18. Further, it is relevant to note that the Service Tax Voluntary Compliance Encouragement Scheme, 2013 has been introduced by the Central Government, in exercise of the powers conferred by sub-sections (1) and (2) of section 114 of the Finance Act, 2013 (17 of 2013) with effect from 13.5.2013 by Notification 10/2013 and hence, it is not a self-contained code, but is to be construed as a part and parcel of the Chapter V of the Act, 1994 in view of the contents of section 105 of the Finance Act, 2013. Therefore, when the said scheme itself is construed as part and parcel of the Finance Act, all other provisions of the Act except to the extent specifically excluded would automatically apply to proceedings under the scheme and consequently, I am of the view that the order, dated 15.11.2013 passed by the Assistant Commissioner of Central Excise, the second respondent herein is appealable under Section 85 of the Act, 1994.
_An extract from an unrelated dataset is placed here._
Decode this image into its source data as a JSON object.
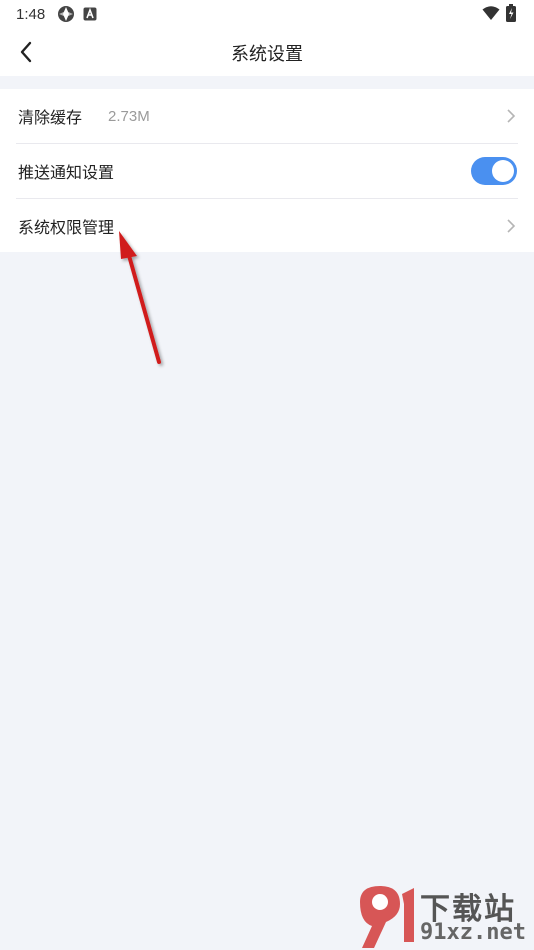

19. The remedy of appeal is a creation of a statute. In fact, making a provision of appeal is the statute is to give a hope of success to the aggrieved party who has been affected by the adverse order of the decision maker, who, while passing such order, might have misapplied the law, came to an incorrect factual finding, acted in excess of his jurisdiction, abused his powers, was biased, considered evidence which he should not have considered, or failed to consider evidence that he should have considered. To err is human and hence it cannot be expected that all the decision makers would be perfect in their approach in arriving at just conclusions. If any statute or scheme does not make the appeal provision, it would be nothing to mean that the order passed by the authority has become final and conclusive for all the purposes and thereby, giving uncontrolled and unquestionable powers to the said authority by virtue of which, he becomes as monopoly over the statute and will certainly act in an arrogant manner. In this case, the second respondent is the original authority, whose decision regarding the eligibility of the assessee under the scheme is final even if the said decision may perverse since no appeal provision has been made. Therefore, the entire scheme has virtually been vested exclusively within his control and the party who seeks the benefit under the scheme has to wait for grant of mercy by the authority.
For the foregoing discussion, the impugned order, dated 11.2.2014 passed by the first respondent is hereby set aside. The first respondent is directed to take up the appeal preferred by the petitioner and dispose of the same in accordance with law, after affording an opportunity to the petitioner. No costs. Consequently, connected MP is closed.